Doña Eloísa tenía el humilde convencimiento de que Dios sólo había querido de ella cosas muy chiquitas y fáciles. Había sido una administradora prudente de humildes bienes que nunca consideró suyos, y le habían estado vedadas las grandes obras de caridad. Ahora ni siquiera podía echar en el cepillo de la iglesia diez céntimos, porque su nieta solía olvidar que la yaya, a pesar de estar tan bien cuidada, tan decentemente vestida, quizá necesitara algo de dinero para un pequeño capricho. Y la yaya jamás reclamó esto. Se consideraba con una inteligencia muy mediana, incapaz de aconsejar a nadie más que con el ejemplo de su alegría, y aunque jamás había estado ociosa, consideraba que había hecho muy pocas cosas en su vida. Que ella supiera no había salvado a ningún pecador, y hasta temía que su hijo, bastante escéptico, hubiese pensado muchas veces, al ver su fervor, que la credulidad – como él decía – estaba reservada a las almas simples y tímidas, a las personas insignificantes como su madre. Esto la había llenado de angustia muchas veces, aunque jamás lo dijo a nadie.
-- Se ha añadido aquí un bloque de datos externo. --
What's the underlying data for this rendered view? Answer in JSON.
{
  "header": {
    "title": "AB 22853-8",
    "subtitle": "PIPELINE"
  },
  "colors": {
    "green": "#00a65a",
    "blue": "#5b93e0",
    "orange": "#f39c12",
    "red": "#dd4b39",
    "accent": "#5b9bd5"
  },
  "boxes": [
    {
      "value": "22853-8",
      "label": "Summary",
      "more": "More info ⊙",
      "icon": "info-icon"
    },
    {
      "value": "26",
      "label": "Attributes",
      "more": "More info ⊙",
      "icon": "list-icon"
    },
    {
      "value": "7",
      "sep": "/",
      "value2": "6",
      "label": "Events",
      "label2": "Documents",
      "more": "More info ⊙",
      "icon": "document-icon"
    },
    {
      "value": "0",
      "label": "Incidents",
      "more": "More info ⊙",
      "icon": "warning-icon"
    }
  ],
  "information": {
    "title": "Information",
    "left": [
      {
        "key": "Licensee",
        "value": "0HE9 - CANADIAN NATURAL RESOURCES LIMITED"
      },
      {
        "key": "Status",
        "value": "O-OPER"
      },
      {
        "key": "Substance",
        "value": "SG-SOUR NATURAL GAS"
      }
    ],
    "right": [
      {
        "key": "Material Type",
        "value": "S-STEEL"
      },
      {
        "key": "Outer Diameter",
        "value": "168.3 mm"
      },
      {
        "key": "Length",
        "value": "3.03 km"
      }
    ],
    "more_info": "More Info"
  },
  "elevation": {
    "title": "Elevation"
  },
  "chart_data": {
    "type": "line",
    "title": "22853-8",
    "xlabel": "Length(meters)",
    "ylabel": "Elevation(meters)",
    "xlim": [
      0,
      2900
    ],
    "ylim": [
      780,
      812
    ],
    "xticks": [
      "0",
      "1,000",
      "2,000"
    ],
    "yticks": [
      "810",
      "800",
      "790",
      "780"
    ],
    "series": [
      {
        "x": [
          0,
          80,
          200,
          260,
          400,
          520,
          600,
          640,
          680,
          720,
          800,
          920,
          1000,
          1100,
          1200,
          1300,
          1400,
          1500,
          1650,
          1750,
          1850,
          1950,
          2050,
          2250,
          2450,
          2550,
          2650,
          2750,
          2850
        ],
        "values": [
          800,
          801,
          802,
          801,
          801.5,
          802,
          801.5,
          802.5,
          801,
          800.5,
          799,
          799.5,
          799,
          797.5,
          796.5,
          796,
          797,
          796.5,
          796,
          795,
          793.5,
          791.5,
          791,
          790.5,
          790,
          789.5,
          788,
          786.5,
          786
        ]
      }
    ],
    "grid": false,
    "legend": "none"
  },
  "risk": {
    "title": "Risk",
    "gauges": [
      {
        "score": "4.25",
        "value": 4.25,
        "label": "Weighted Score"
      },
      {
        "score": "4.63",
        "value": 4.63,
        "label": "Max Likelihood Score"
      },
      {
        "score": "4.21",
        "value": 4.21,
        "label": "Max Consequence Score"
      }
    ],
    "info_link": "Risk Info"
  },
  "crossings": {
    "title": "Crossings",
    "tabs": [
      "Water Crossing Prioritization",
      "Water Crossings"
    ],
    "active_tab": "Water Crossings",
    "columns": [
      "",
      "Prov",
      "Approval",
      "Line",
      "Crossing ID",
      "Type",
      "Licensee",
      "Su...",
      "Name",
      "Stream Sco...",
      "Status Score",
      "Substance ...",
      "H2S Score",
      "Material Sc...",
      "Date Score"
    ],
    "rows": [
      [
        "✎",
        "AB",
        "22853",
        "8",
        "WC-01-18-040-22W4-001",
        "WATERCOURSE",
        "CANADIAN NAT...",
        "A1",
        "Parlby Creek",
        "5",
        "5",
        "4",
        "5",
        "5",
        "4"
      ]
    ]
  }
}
"-Tú me la has traído, Dios mío… Y al pronto no lo entendí."

Doña Eloísa había sentido cariño por Mercedes cuando Mercedes era una criatura encantadora, llena de vida, algo desquiciada. Se acordaba muy bien de que aquella precipitada boda suya con un hombre de aspecto zafio a ella le horrorizó. Sabía que Mercedes iba al matrimonio como lanzando un reto al destino. La misma María Rosa, su nuera, comentó: "- Menos mal que él parece capaz de dominarla. Pero no me fío mucho de que no se escape con un violinista el día menos pensado."

Doña Eloísa se impresionó con aquello del violinista.

– Hija, prométeme que si alguna vez piensas hacer una locura, te acuerdes de que tienes una vieja amiga que no te abandonará… Antes de hacer nada, ven, habla conmigo.

Algo así de disparatado le había dicho ella a Mercedes el día de su boda. Mercedes le contestó con altanería que se casaba enamorada y que era más decente que muchas beatas mojigatas que conocía.

Luego, Mercedes desapareció. No vino ni a la muerte de su madre. Nadie supo jamás qué había sido de su matrimonio ni de su vida. Pero doña Eloísa, día a día, había incluido su nombre en la rutina de sus oraciones. Y ahora, había aparecido.

"- Te pedí día a día por ella, y ahora viene a mí… Es justo, Señor; pero, ¿qué puede hacer esta pobre vieja con una pobrecita mujer chiflada que sueña un delirio de grandezas y de triunfos como desquite a toda su vida?"